Des rebelles syriens pourraient avoir utilisé du gaz sarin.

Publié par jack

Des rebelles syriens pourraient avoir utilisé du gaz sarin.

Qui a utilisé des armes chimiques en Syrie ? Cette fois-ci, des responsables des Nations unies soupçonnent directement les rebelles. Nouvel opus d’un terrible imbroglio dans lequel régime et insurgés s’accusent mutuellement, depuis six mois, d’utiliser des gaz.

Les doutes de la commission des Nations unies se fondent sur les témoignages de médecins et de victimes. ©VOA / Scott Bobb

« Des suspicions fortes et concrètes. » La commission d’enquête indépendante des Nations unies sur les violences en Syrie a évoqué, par la voix de Carla Del Ponte, une nouvelle utilisation d’armes chimiques en Syrie. Du gaz sarin qui aurait été utilisé cette fois-ci non pas par le régime mais par les rebelles. La magistrate, une ancienne du tribunal pénal international pour l’ex-Yougoslavie, se fie à des témoignages de civils et de médecins qui rapportent des symptômes liés à ce gaz.

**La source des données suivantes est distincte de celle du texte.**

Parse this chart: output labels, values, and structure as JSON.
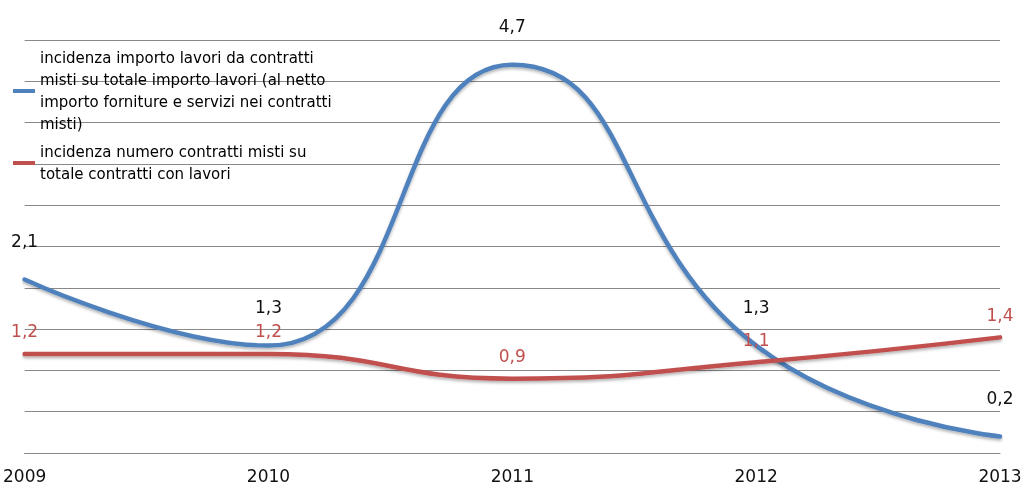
{
  "chart_data": {
    "type": "line",
    "categories": [
      "2009",
      "2010",
      "2011",
      "2012",
      "2013"
    ],
    "series": [
      {
        "name": "incidenza importo lavori da contratti misti su totale importo lavori (al netto importo forniture e servizi nei contratti misti)",
        "color": "#4f81bd",
        "values": [
          2.1,
          1.3,
          4.7,
          1.3,
          0.2
        ],
        "value_labels": [
          "2,1",
          "1,3",
          "4,7",
          "1,3",
          "0,2"
        ]
      },
      {
        "name": "incidenza numero contratti misti su totale contratti con lavori",
        "color": "#c0504d",
        "values": [
          1.2,
          1.2,
          0.9,
          1.1,
          1.4
        ],
        "value_labels": [
          "1,2",
          "1,2",
          "0,9",
          "1,1",
          "1,4"
        ]
      }
    ],
    "grid": "y",
    "legend": "top left",
    "marker": "none",
    "line_style": "solid",
    "tick_labels": "x"
  }
}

Carla Del Ponte a confessé ne pas avoir de certitude absolue pour l’instant, évoquant une enquête en cours pour confirmer ces soupçons. Il s’agit surtout de préciser le contexte et les circonstances : la magistrate a pourtant bien précisé que les éléments en possession de la commission laissaient penser que « pour le moment ce sont les opposants au régime qui ont utilisé le gaz sarin ». Reste que les témoignages sont recueillis à distance ou auprès des réfugiés. Pour confirmer les soupçons, il faudrait que la commission puisse se rendre sur place afin d’enquêter. Une approche impossible tant que Damas lui interdit l’accès au terrain.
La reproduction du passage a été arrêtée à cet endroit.